Behind the Wheel | Chevrolet Corvette Stingray: Stingray Returns With Styling à la Mode

While the Corvette’s 61-year history has included some spectacular cars, aspirations for the 2014 model are the highest yet. The Stingray badge evokes the beloved second generation. More Photos »

Imagine, if you will, that an unnamed manufacturer just released an all-new sports car. It rockets from 0 to 60 miles per hour in 3.8 seconds, pulls more than one lateral g on the skid pad and has a carbon-fiber hood and roof. The interior includes dual high-resolution screens, top-quality materials and the option of racing seats. The manual transmission, with 7 forward speeds, will execute rev-matched downshifts, and it’s mounted at the rear of the car for optimal weight distribution.

Other serious performance hardware include a dry-sump oiling system (which keeps the engine lubricated during neck-straining cornering maneuvers), an electronically controlled differential and magnetic ride-control suspension. All of this is concealed beneath bodywork that’s thoroughly dripping in exotic, low-slung menace.

If Porsche made such a car, it would cost $125,000. If its fenders wore Ferrari badges, it would cost $200,000. But we’re talking about a Chevy with a starting price of $51,995. And this fact blows our minds just a little bit less because the car is a Corvette. Where that particular vehicle is concerned, we’ve come to expect outrageous returns on our dollar.
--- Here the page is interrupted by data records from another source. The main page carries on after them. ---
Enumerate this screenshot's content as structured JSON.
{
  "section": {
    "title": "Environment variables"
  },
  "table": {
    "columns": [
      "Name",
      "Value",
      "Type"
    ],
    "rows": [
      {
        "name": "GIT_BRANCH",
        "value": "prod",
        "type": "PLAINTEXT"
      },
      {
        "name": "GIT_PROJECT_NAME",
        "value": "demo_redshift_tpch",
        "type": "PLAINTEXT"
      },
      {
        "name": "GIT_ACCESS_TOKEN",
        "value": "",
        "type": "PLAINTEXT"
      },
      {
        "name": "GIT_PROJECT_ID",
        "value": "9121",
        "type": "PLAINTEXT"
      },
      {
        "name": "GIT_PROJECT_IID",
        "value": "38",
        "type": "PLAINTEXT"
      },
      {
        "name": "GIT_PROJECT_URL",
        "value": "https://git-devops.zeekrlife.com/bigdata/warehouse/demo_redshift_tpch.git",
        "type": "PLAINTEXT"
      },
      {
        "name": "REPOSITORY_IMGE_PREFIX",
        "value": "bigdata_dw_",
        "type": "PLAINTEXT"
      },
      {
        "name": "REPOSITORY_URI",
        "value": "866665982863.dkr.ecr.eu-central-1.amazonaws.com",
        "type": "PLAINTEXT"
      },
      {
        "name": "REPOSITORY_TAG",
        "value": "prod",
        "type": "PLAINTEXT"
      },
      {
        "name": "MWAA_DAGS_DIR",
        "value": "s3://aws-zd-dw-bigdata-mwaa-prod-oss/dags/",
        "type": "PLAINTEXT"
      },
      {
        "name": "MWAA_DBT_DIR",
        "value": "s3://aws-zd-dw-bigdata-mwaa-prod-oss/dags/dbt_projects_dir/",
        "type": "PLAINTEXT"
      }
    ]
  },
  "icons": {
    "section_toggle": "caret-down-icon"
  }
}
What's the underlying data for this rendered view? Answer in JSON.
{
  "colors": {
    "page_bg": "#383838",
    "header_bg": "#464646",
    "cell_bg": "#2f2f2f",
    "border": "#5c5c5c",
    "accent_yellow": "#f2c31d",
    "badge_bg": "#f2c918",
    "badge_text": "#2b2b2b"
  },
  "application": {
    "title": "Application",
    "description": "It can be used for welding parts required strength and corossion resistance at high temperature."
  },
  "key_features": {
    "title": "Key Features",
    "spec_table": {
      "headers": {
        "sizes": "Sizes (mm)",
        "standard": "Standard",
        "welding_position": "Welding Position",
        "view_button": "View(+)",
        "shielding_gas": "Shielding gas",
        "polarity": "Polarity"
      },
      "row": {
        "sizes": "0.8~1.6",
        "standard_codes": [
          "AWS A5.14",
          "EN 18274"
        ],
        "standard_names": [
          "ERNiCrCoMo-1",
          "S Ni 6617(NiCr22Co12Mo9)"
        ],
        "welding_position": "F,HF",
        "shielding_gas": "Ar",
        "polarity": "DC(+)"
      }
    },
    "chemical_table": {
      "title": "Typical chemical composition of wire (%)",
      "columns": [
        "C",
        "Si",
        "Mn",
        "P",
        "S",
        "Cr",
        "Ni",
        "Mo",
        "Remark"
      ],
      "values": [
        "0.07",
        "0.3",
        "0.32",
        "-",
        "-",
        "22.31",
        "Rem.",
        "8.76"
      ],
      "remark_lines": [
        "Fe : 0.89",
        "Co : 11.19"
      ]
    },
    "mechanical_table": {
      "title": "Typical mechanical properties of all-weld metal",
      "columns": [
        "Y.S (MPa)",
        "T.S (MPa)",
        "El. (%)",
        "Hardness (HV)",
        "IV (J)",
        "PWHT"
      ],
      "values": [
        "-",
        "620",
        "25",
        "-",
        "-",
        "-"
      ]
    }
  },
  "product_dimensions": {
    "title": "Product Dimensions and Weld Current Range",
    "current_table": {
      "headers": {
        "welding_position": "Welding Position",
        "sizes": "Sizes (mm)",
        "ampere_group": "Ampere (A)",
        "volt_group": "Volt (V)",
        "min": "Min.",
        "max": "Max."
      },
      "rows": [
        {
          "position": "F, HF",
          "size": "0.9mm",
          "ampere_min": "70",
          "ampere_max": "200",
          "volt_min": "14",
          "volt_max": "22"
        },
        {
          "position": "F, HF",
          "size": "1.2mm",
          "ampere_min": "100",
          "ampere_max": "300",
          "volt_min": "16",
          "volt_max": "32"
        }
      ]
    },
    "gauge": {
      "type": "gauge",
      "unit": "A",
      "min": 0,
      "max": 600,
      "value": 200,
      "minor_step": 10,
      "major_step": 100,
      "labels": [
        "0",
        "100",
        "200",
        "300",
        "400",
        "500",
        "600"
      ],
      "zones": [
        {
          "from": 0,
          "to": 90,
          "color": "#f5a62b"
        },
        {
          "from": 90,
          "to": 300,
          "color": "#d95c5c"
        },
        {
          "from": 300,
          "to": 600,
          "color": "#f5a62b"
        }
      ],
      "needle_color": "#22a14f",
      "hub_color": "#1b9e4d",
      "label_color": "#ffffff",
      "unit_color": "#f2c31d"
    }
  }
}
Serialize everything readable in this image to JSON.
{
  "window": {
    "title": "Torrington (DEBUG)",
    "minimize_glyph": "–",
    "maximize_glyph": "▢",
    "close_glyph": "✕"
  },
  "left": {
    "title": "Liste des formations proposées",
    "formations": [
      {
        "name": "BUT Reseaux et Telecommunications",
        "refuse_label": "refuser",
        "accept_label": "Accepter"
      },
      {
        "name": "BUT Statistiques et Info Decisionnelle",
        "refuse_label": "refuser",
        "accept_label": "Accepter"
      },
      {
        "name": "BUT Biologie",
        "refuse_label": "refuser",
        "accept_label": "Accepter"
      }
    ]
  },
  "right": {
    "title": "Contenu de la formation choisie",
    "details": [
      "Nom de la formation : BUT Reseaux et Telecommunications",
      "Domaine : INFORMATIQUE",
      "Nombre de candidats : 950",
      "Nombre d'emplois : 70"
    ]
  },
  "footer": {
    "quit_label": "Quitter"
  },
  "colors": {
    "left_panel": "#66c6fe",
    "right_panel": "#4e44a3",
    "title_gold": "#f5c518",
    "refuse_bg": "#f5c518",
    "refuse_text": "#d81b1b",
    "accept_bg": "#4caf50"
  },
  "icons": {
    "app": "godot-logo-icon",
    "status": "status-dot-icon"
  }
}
The Corvette has a long and often glorious history. But that continuity, stretching back to 1953, means that every new generation of the Corvette tends to be viewed through the prism of its predecessor.

And it’s tempting to think of this seventh-generation Corvette Stingray (in ’Vette lingo, the C7) in terms of the sixth-generation Vette — it’s like a C6 with better seats, more power, better behavior at the limit. But then you start itemizing the list of aspects that are different, both quantifiable and subjective, and you realize that the C7 isn’t much like a C6 at all.

The new car’s ambitions are fundamentally loftier, a point underscored by the return of the Stingray name. (Chevrolet is surely hoping to evoke the world-beating 1963 Sting Ray rather than the 1976 model — a fixture of the “Boogie Nights” era — that last wore the badge.)

Start with the handling. “Handling” was never something the old ’Vette was overly concerned with, as long as its lap times were low enough. The car’s breakaway behavior was a particular problem, as it would let go suddenly and with great drama — the C6 Corvette is the only car I’ve ever spun on a racetrack with the stability control system engaged. If Khrushchev and Kennedy had been that twitchy, we might all still be eating canned peas in our fallout shelters while watching “Leave It to Beaver.”

The C7, though, is friendly and controllable all the way to the limit. The Z51 performance package includes an electronically controlled differential (called eLSD) that allows fine modulation of the car’s rear-end behavior, instantly adjusting from locked and stable to open and nimble, depending on the requirements at hand.

After spending some quality time sliding around the Black Lake testing area at General Motors’ proving ground in Milford, Mich., I concluded that buying a ’Vette without the Z51 package would be like getting a puppy without a leash. If you spend a little bit more for a leash, you’re going to have a lot better control of that puppy, right?

And the Z51 package is a bargain. For $2,800 you get performance gearing, a transmission and differential cooler, bigger wheels and tires, bigger brakes, a firmer suspension, the dry-sump oil system and the pièce de résistance, that magic differential.

I would also opt for the magnetic ride control system with performance traction management, which goes for $1,795. And the multimode performance exhaust costs a not-insignificant $1,195, but is worth it for the wonderful sounds, if not the five extra horsepower that it uncorks. So equipped, you have a $57,785 car that has everything you need. The Corvette Stingray is not a case where the base price is merely a teaser and the car you really want costs 50 percent more.